Monday, March 19, 2007

Story Jar - The Chair in Room 318

The Story Jar - a biweekly column in the Patriot and Free Press, Cuba, New York

Published October 18, 2006 - Copyright Elaine Hardman 2006


I saw Bob Goodrich lugging it out with the trash at school in 1992 - I think. It bothered me because I am a fixer and this chair deserved to be fixed. It wasn’t a great chair, as in perfect. There were three legs on a chair that needed four. The flange under the seat was broken and two spindles were cracked. A hole was worn where the chair had rubbed for years against an unknown wall. But, it was an old, oak, office chair and I rescued it.

Bob said that he hated to throw it out but it had been in a pile in the basement for years and he never found a piece of oak thick enough to make a new leg.
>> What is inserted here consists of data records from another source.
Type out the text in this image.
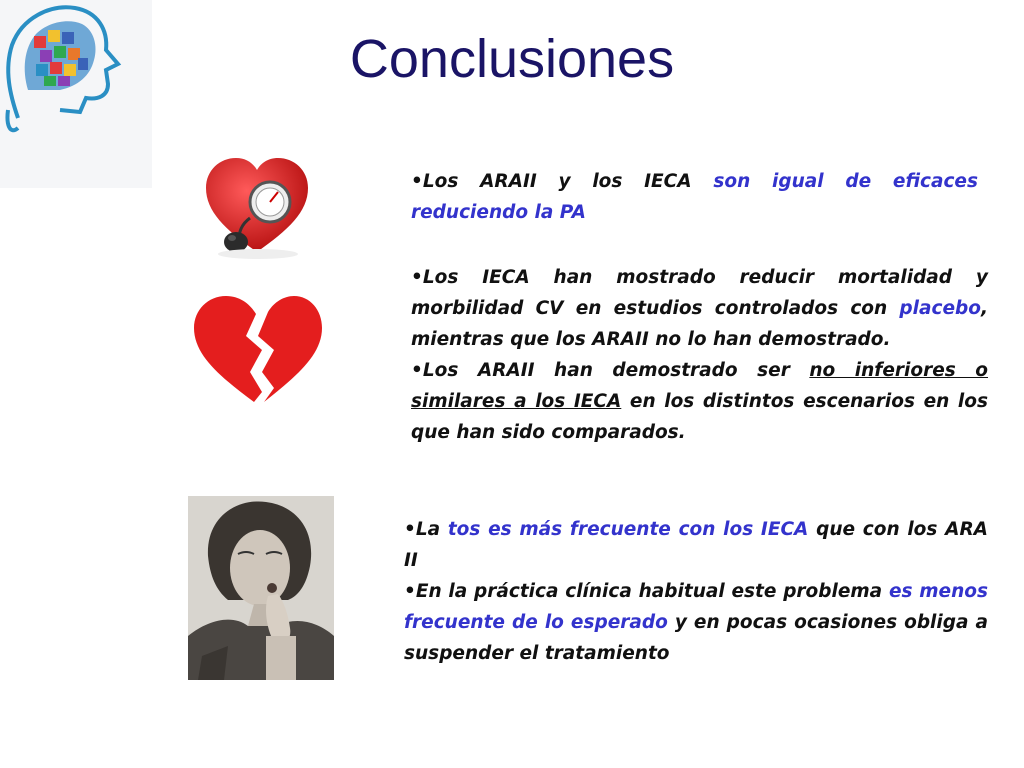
Conclusiones

•Los ARAII y los IECA son igual de eficaces reduciendo la PA

•Los IECA han mostrado reducir mortalidad y morbilidad CV en estudios controlados con placebo, mientras que los ARAII no lo han demostrado.

•Los ARAII han demostrado ser no inferiores o similares a los IECA en los distintos escenarios en los que han sido comparados.

•La tos es más frecuente con los IECA que con los ARA II

•En la práctica clínica habitual este problema es menos frecuente de lo esperado y en pocas ocasiones obliga a suspender el tratamiento
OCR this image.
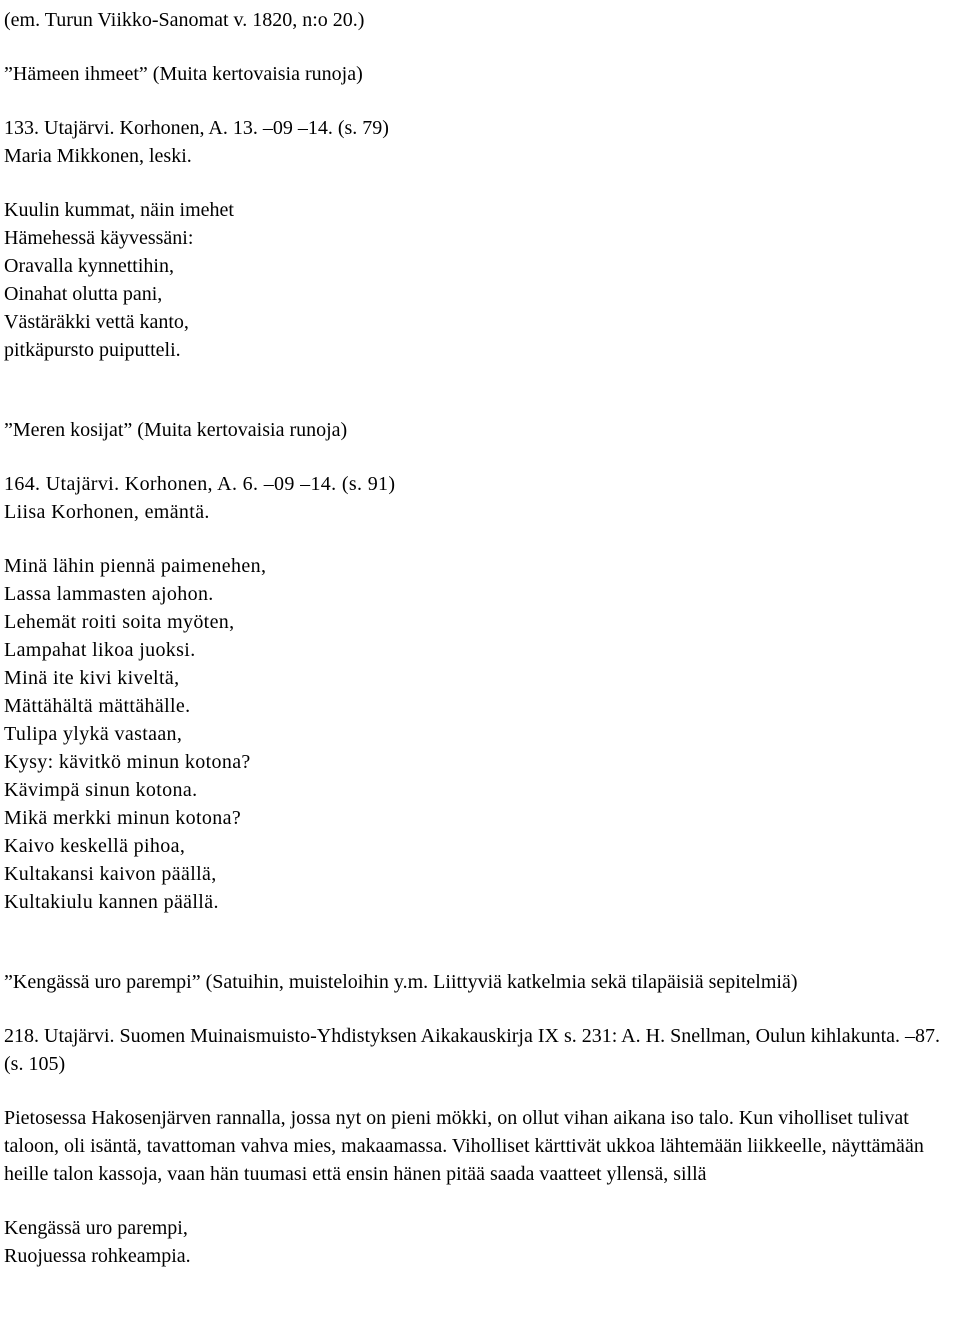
(em. Turun Viikko-Sanomat v. 1820, n:o 20.)
”Hämeen ihmeet” (Muita kertovaisia runoja)
133. Utajärvi. Korhonen, A. 13. –09 –14. (s. 79)
Maria Mikkonen, leski.
Kuulin kummat, näin imehet
Hämehessä käyvessäni:
Oravalla kynnettihin,
Oinahat olutta pani,
Västäräkki vettä kanto,
pitkäpursto puiputteli.
”Meren kosijat” (Muita kertovaisia runoja)
164. Utajärvi. Korhonen, A. 6. –09 –14. (s. 91)
Liisa Korhonen, emäntä.
Minä lähin piennä paimenehen,
Lassa lammasten ajohon.
Lehemät roiti soita myöten,
Lampahat likoa juoksi.
Minä ite kivi kiveltä,
Mättähältä mättähälle.
Tulipa ylykä vastaan,
Kysy: kävitkö minun kotona?
Kävimpä sinun kotona.
Mikä merkki minun kotona?
Kaivo keskellä pihoa,
Kultakansi kaivon päällä,
Kultakiulu kannen päällä.
”Kengässä uro parempi” (Satuihin, muisteloihin y.m. Liittyviä katkelmia sekä tilapäisiä sepitelmiä)
218. Utajärvi. Suomen Muinaismuisto-Yhdistyksen Aikakauskirja IX s. 231: A. H. Snellman, Oulun kihlakunta. –87. (s. 105)
Pietosessa Hakosenjärven rannalla, jossa nyt on pieni mökki, on ollut vihan aikana iso talo. Kun viholliset tulivat taloon, oli isäntä, tavattoman vahva mies, makaamassa. Viholliset kärttivät ukkoa lähtemään liikkeelle, näyttämään heille talon kassoja, vaan hän tuumasi että ensin hänen pitää saada vaatteet yllensä, sillä
Kengässä uro parempi,
Ruojuessa rohkeampia.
Besides, a new leg wouldn’t match the other three so the chair wasn’t worth keeping.

Undaunted, I dragged it home to Rick, a champion fixer and descendant of one of West Virginia’s professional tinkers. Because of the propensities of his family, Rick has been surrounded by objects in need of repair and restoration, and he has valiantly tinkered his way through a mountain of projects. It was worth a try.
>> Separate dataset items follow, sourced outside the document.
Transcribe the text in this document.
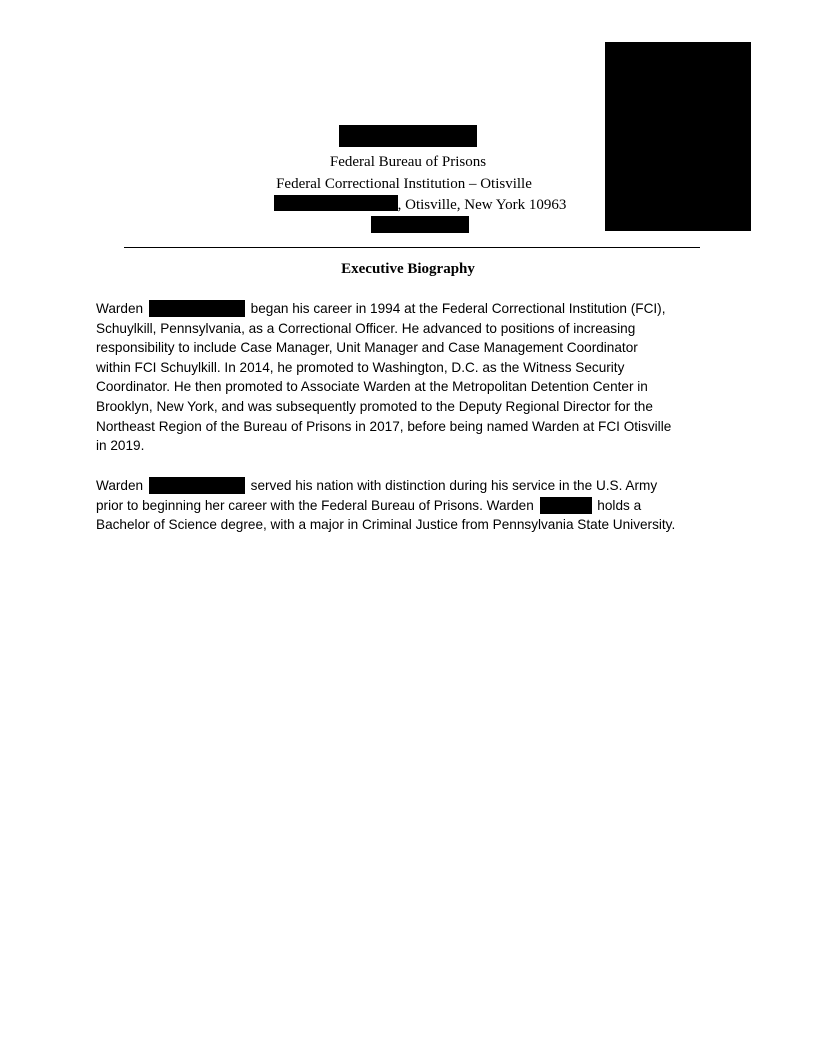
Federal Bureau of Prisons
Federal Correctional Institution – Otisville
, Otisville, New York 10963
Executive Biography
Warden	began his career in 1994 at the Federal Correctional Institution (FCI),
Schuylkill, Pennsylvania, as a Correctional Officer. He advanced to positions of increasing
responsibility to include Case Manager, Unit Manager and Case Management Coordinator
within FCI Schuylkill. In 2014, he promoted to Washington, D.C. as the Witness Security
Coordinator. He then promoted to Associate Warden at the Metropolitan Detention Center in
Brooklyn, New York, and was subsequently promoted to the Deputy Regional Director for the
Northeast Region of the Bureau of Prisons in 2017, before being named Warden at FCI Otisville
in 2019.
Warden	served his nation with distinction during his service in the U.S. Army
prior to beginning her career with the Federal Bureau of Prisons. Warden	holds a
Bachelor of Science degree, with a major in Criminal Justice from Pennsylvania State University.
The chair went from spending years in the school basement to spending years in our basement where it accumulated dust, spider webs and a few new scratches while waiting for a thick piece of oak. Over those years, Andover School acquired a new wing, the site of room 318. At first, room 318 was a study hall and then health classroom but eventually it became my language arts room and I moved in with all of my computers.
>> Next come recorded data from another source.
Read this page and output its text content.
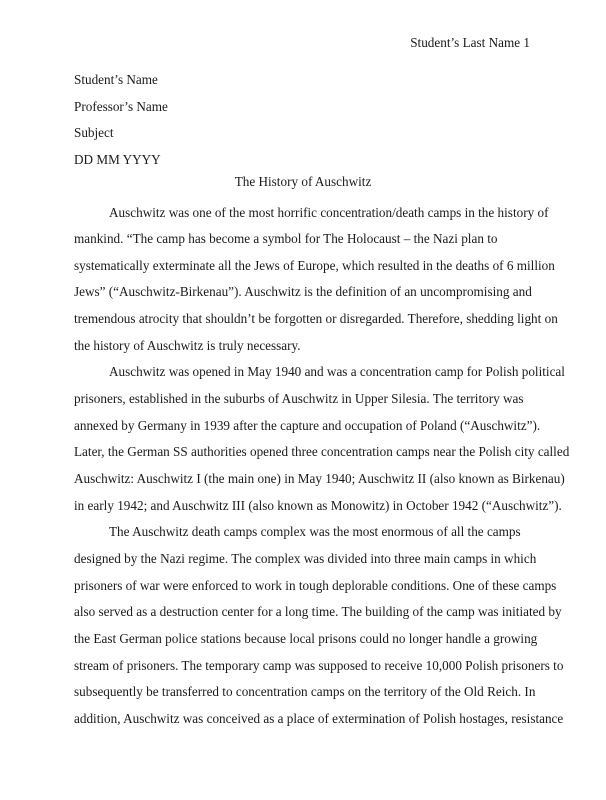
Student’s Last Name 1
Student’s Name
Professor’s Name
Subject
DD MM YYYY
The History of Auschwitz
Auschwitz was one of the most horrific concentration/death camps in the history of
mankind. “The camp has become a symbol for The Holocaust – the Nazi plan to
systematically exterminate all the Jews of Europe, which resulted in the deaths of 6 million
Jews” (“Auschwitz-Birkenau”). Auschwitz is the definition of an uncompromising and
tremendous atrocity that shouldn’t be forgotten or disregarded. Therefore, shedding light on
the history of Auschwitz is truly necessary.
Auschwitz was opened in May 1940 and was a concentration camp for Polish political
prisoners, established in the suburbs of Auschwitz in Upper Silesia. The territory was
annexed by Germany in 1939 after the capture and occupation of Poland (“Auschwitz”).
Later, the German SS authorities opened three concentration camps near the Polish city called
Auschwitz: Auschwitz I (the main one) in May 1940; Auschwitz II (also known as Birkenau)
in early 1942; and Auschwitz III (also known as Monowitz) in October 1942 (“Auschwitz”).
The Auschwitz death camps complex was the most enormous of all the camps
designed by the Nazi regime. The complex was divided into three main camps in which
prisoners of war were enforced to work in tough deplorable conditions. One of these camps
also served as a destruction center for a long time. The building of the camp was initiated by
the East German police stations because local prisons could no longer handle a growing
stream of prisoners. The temporary camp was supposed to receive 10,000 Polish prisoners to
subsequently be transferred to concentration camps on the territory of the Old Reich. In
addition, Auschwitz was conceived as a place of extermination of Polish hostages, resistance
It was on the top shelf of the upper cupboard at the far end. I felt it before I saw it and had to climb on a chair to get a good grip. Three inches thick, golden oak, with a wheel on the bottom. I held up the missing chair leg and gave a shout.

That wing of the school wasn’t even a drawing when the chair was broken. How did the leg ever find its way into what became my cupboard? That lonely and lowly, disembodied chair leg had been rescued, more than once I’ll bet, for about eight years. I asked around the school but didn’t find anyone who remembered ever seeing it before. “Nope. I have no idea.”

Inspired by the find, my husband attached the leg, machined a new flange, glued the spindles and installed an engraved plate over the wood filler repairing the hole in the back. Now it really is a very nice, old, oak chair and I think that Bob would have been pleased.